Perchè la persecuzione anti-cattolica fu atroce e lunghissima. Dal 1534, anno della Legge di Supremazia con cui Enrico VIII (per sposare Anna Bolena) si proclamava unico capo della Chiesa d’Inghilterra e fino al 1829, quando fu emanata la Legge di Emancipazione Cattolica, per quasi tre secoli i sudditi britannici identificati come recusant furono privati dei diritti politici e civili, e perseguibili penalmente per il loro cattolicesimo. La propaganda additò i cattolici in blocco come traditori, quinte colonne del Papa e degli spagnoli, e fu la necessaria preparazione alla privazione dei diritti. I laici cattolici non potevano comprare nè ereditare terreni, nè aprire scuole, nè accedere alla professione legale; una taglia di 100 sterline fu promessa a chiunque avesse denunciato, con delazione allo sceriffo, a popish bishop, priest or jesuit, un vescovo, prete o gesuita papista colto a dire Messa o ad esercitare altra funzione entro i confini del regno. Si facevano irruzioni nelle case dei sospetti di papismo, cassetti venivano frugati, cassepanche sfondate, mobili spostati alla ricerca di priest holes, nascondigli dei preti ricavati nelle pareti. Catturati, i sacerdoti potevano essere imprigionati a vita a discrezione del re; più spesso subirono l’impiccagione e lo squartamento. Nel 1778 fu imposto ai cattolici, in cambio di qualche alleviamento della loro condizione di inferiori e braccati, un giuramento di fedeltà alla corona; persino questa legge fu giudicata troppo benevola dal popolaccio, che provocò disordini.

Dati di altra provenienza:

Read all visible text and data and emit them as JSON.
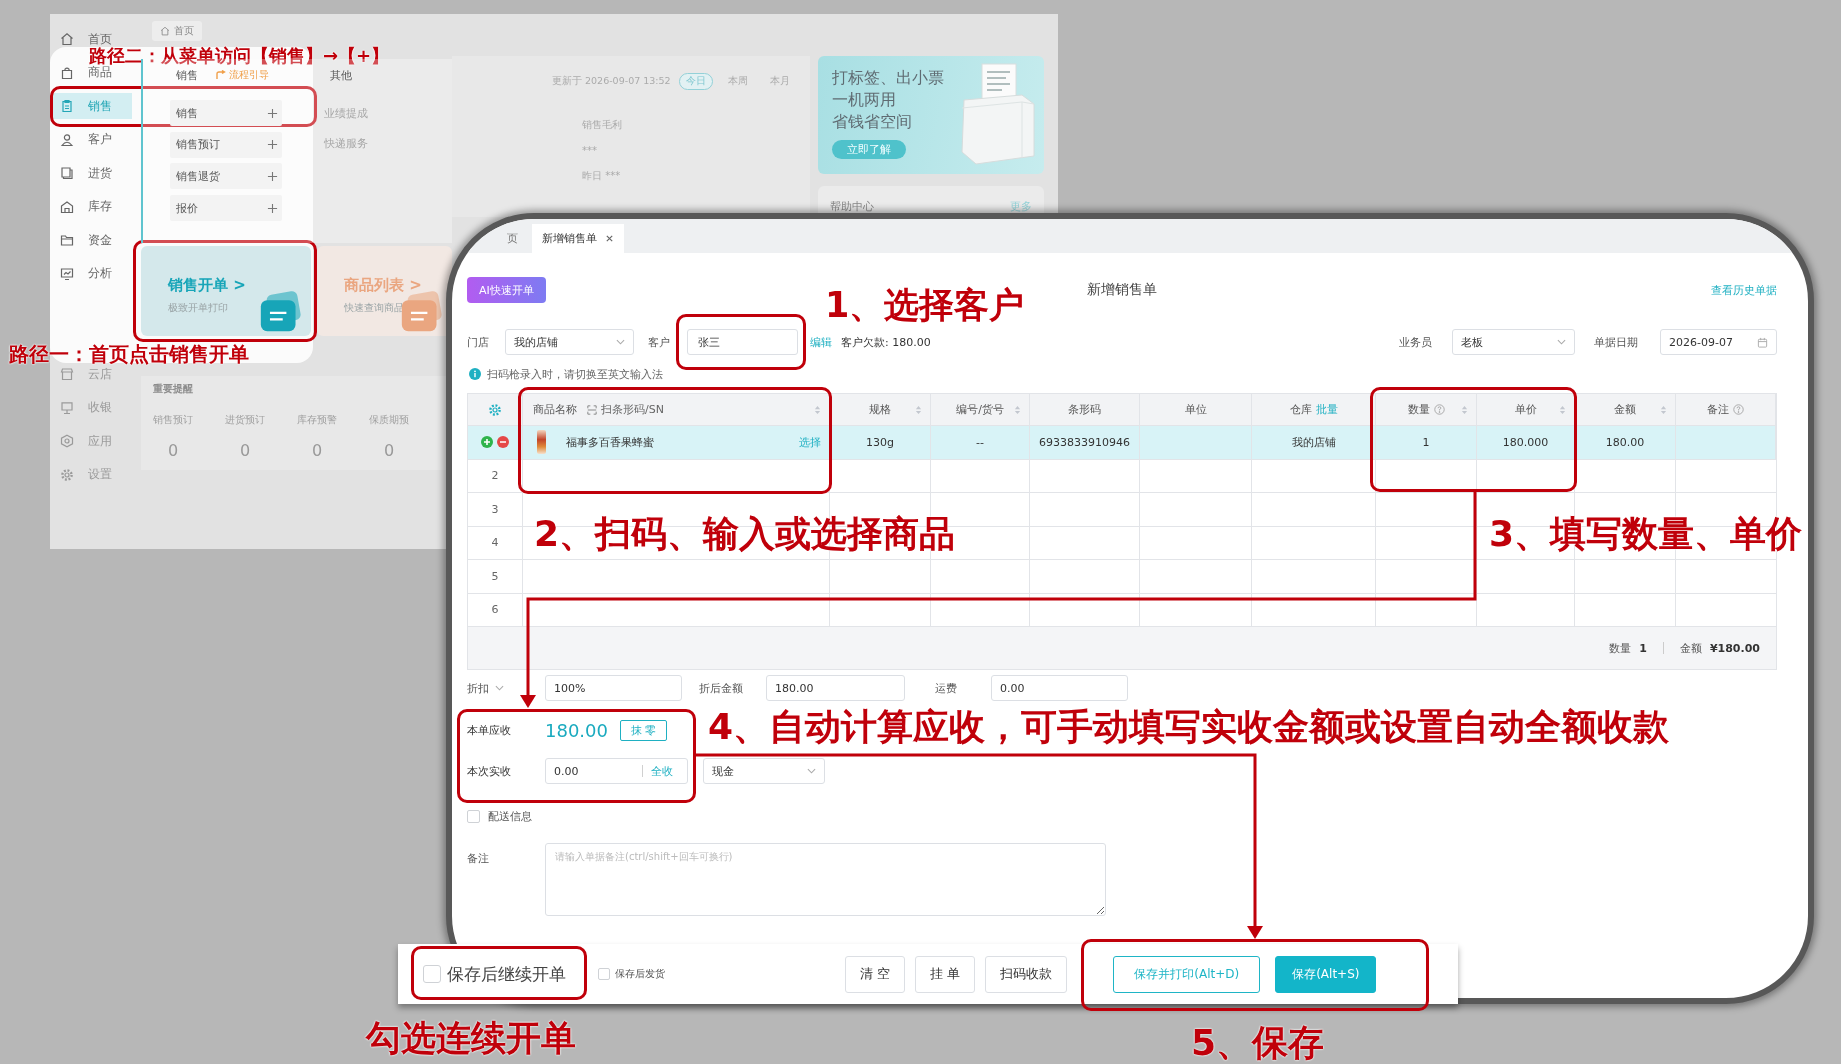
{
  "background_app": {
    "sidebar": {
      "main_items": [
        {
          "label": "首页",
          "selected": false
        },
        {
          "label": "商品",
          "selected": false
        },
        {
          "label": "销售",
          "selected": true
        },
        {
          "label": "客户",
          "selected": false
        },
        {
          "label": "进货",
          "selected": false
        },
        {
          "label": "库存",
          "selected": false
        },
        {
          "label": "资金",
          "selected": false
        },
        {
          "label": "分析",
          "selected": false
        }
      ],
      "more_items": [
        {
          "label": "云店",
          "selected": false
        },
        {
          "label": "收银",
          "selected": false
        },
        {
          "label": "应用",
          "selected": false
        },
        {
          "label": "设置",
          "selected": false
        }
      ]
    },
    "tabs": [
      {
        "label": "首页",
        "selected": true
      }
    ],
    "menu": {
      "columns": [
        {
          "title": "销售",
          "guide": "流程引导",
          "kind": "actions",
          "items": [
            "销售",
            "销售预订",
            "销售退货",
            "报价"
          ]
        },
        {
          "title": "其他",
          "kind": "links",
          "items": [
            "业绩提成",
            "快递服务"
          ]
        }
      ]
    },
    "stats": {
      "updated": "更新于 2026-09-07 13:52",
      "periods": [
        {
          "label": "今日",
          "selected": true
        },
        {
          "label": "本周",
          "selected": false
        },
        {
          "label": "本月",
          "selected": false
        }
      ],
      "metric": "销售毛利",
      "metric_value": "***",
      "yesterday": "昨日 ***"
    },
    "promo": {
      "lines": [
        "打标签、出小票",
        "一机两用",
        "省钱省空间"
      ],
      "button": "立即了解"
    },
    "help": {
      "title": "帮助中心",
      "more": "更多"
    },
    "shortcuts": [
      {
        "title": "销售开单 >",
        "subtitle": "极致开单打印",
        "color": "#17a5b8"
      },
      {
        "title": "商品列表 >",
        "subtitle": "快速查询商品",
        "color": "#eaa680"
      }
    ],
    "reminders": {
      "title": "重要提醒",
      "items": [
        {
          "label": "销售预订",
          "value": "0"
        },
        {
          "label": "进货预订",
          "value": "0"
        },
        {
          "label": "库存预警",
          "value": "0"
        },
        {
          "label": "保质期预",
          "value": "0"
        }
      ]
    }
  },
  "sales_window": {
    "tabs": [
      {
        "label": "页",
        "selected": false,
        "closable": false
      },
      {
        "label": "新增销售单",
        "selected": true,
        "closable": true
      }
    ],
    "ai_button": "AI快速开单",
    "title": "新增销售单",
    "history_link": "查看历史单据",
    "store": {
      "label": "门店",
      "value": "我的店铺"
    },
    "customer": {
      "label": "客户",
      "value": "张三",
      "edit_link": "编辑",
      "debt": "客户欠款: 180.00"
    },
    "salesperson": {
      "label": "业务员",
      "value": "老板"
    },
    "date": {
      "label": "单据日期",
      "value": "2026-09-07"
    },
    "hint": "扫码枪录入时，请切换至英文输入法",
    "table": {
      "columns": [
        {
          "label": "商品名称",
          "scan": "扫条形码/SN",
          "sortable": true,
          "help": false
        },
        {
          "label": "规格",
          "sortable": true,
          "help": false
        },
        {
          "label": "编号/货号",
          "sortable": true,
          "help": false
        },
        {
          "label": "条形码",
          "sortable": false,
          "help": false
        },
        {
          "label": "单位",
          "sortable": false,
          "help": false
        },
        {
          "label": "仓库",
          "link": "批量",
          "sortable": false,
          "help": false
        },
        {
          "label": "数量",
          "sortable": true,
          "help": true
        },
        {
          "label": "单价",
          "sortable": true,
          "help": false
        },
        {
          "label": "金额",
          "sortable": true,
          "help": false
        },
        {
          "label": "备注",
          "sortable": false,
          "help": true
        }
      ],
      "rows": [
        {
          "kind": "item",
          "selected": true,
          "product": "福事多百香果蜂蜜",
          "select_link": "选择",
          "cells": [
            "130g",
            "--",
            "6933833910946",
            null,
            "我的店铺",
            "1",
            "180.000",
            "180.00",
            null
          ]
        },
        {
          "kind": "empty",
          "selected": false,
          "number": "2"
        },
        {
          "kind": "empty",
          "selected": false,
          "number": "3"
        },
        {
          "kind": "empty",
          "selected": false,
          "number": "4"
        },
        {
          "kind": "empty",
          "selected": false,
          "number": "5"
        },
        {
          "kind": "empty",
          "selected": false,
          "number": "6"
        }
      ],
      "footer": {
        "quantity_label": "数量",
        "quantity": "1",
        "amount_label": "金额",
        "amount": "¥180.00"
      }
    },
    "discount": {
      "label": "折扣",
      "value": "100%"
    },
    "discounted_amount": {
      "label": "折后金额",
      "value": "180.00"
    },
    "shipping": {
      "label": "运费",
      "value": "0.00"
    },
    "receivable": {
      "label": "本单应收",
      "amount": "180.00",
      "round_button": "抹 零"
    },
    "received": {
      "label": "本次实收",
      "value": "0.00",
      "full_button": "全收",
      "method": "现金"
    },
    "delivery": {
      "label": "配送信息",
      "checked": false
    },
    "note": {
      "label": "备注",
      "placeholder": "请输入单据备注(ctrl/shift+回车可换行)"
    },
    "bottom_bar": {
      "options": [
        {
          "label": "保存后继续开单",
          "checked": false,
          "kind": "large"
        },
        {
          "label": "保存后发货",
          "checked": false,
          "kind": "small"
        }
      ],
      "buttons": [
        {
          "label": "清 空",
          "kind": "plain"
        },
        {
          "label": "挂 单",
          "kind": "plain"
        },
        {
          "label": "扫码收款",
          "kind": "plain"
        },
        {
          "label": "保存并打印(Alt+D)",
          "kind": "outline"
        },
        {
          "label": "保存(Alt+S)",
          "kind": "primary"
        }
      ]
    }
  },
  "annotations": [
    "路径二：从菜单访问【销售】→【+】",
    "路径一：首页点击销售开单",
    "1、选择客户",
    "2、扫码、输入或选择商品",
    "3、填写数量、单价",
    "4、自动计算应收，可手动填写实收金额或设置自动全额收款",
    "勾选连续开单",
    "5、保存"
  ]
}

La culla delle libertà occidentali instaurò il primo Terrore della storia d’Europa, che niente ebbe da invidiare al successivo terrore giacobino o sovietico. E’ oggi impossibile comprendere lo sgomento, la lacerazione tra la devozione al sovrano e alla Comunione, e il timore per la salvezza dell’anima che dominò in quegli anni i perseguitati: va ricordato che il protestantesimo inglese non fu, come quello luterano in Germania, un furor di popolo, ma un’ingiunzione regale sopra un popolo tranquillamente credente nei sacramenti e nel potere salvifico della Eucarestia.

Difficile anche ricostruire il dolore e la mobilitazione eroica che la tragedia inglese fece nascere nel più vasto mondo cattolico, volto soprattutto a soccorrere quelle anime in pericolo – non di morte corporale, ma per l’eterna salvezza. Il testamento stilato da Carlo Borromeo, cardinale di Milano, trovato in casa Shakespeare, non è che un piccolo indizio di quella mobilitazione per le anime. Bisognerebbe raccontare delle centinaia di gesuiti, votati alla morte, che come commandos spirituali partivano dalle coste francesi e raggiungevano l’Inghilterra sotto false identità, al solo scopo di celebrare Comunioni clandestine in case private, dove i perseguitati si riunivano in piena notte, spesso in cantina, in piccoli gruppi, sperando di sfuggire alle delazioni della servitù, cui seguivano perquisizioni, arresti e confische.

(D)Javid Bey
   Edmund Campion
Edmund Campion, «un tempo delizia delluniversità e della Corte, che poi gettò la sua vita in un sacerdozio mortale perchè lisola non restasse orfana del Sacrificio come nella profezia di Daniele»: così Cristina Campo (1) rievocò questo martire inglese. Campion aveva davanti una brillante carriera ad Oxford, nel 1569 era stato scelto per dare il benvenuto ad Elisabetta, la regina vergine, all’università; era divenuto diacono anglicano. Ma poi, «colto da rimorso di coscienza», fuggì in Francia, si fece ordinare gesuita apposta per tornare a portare la grazia nella sua patria.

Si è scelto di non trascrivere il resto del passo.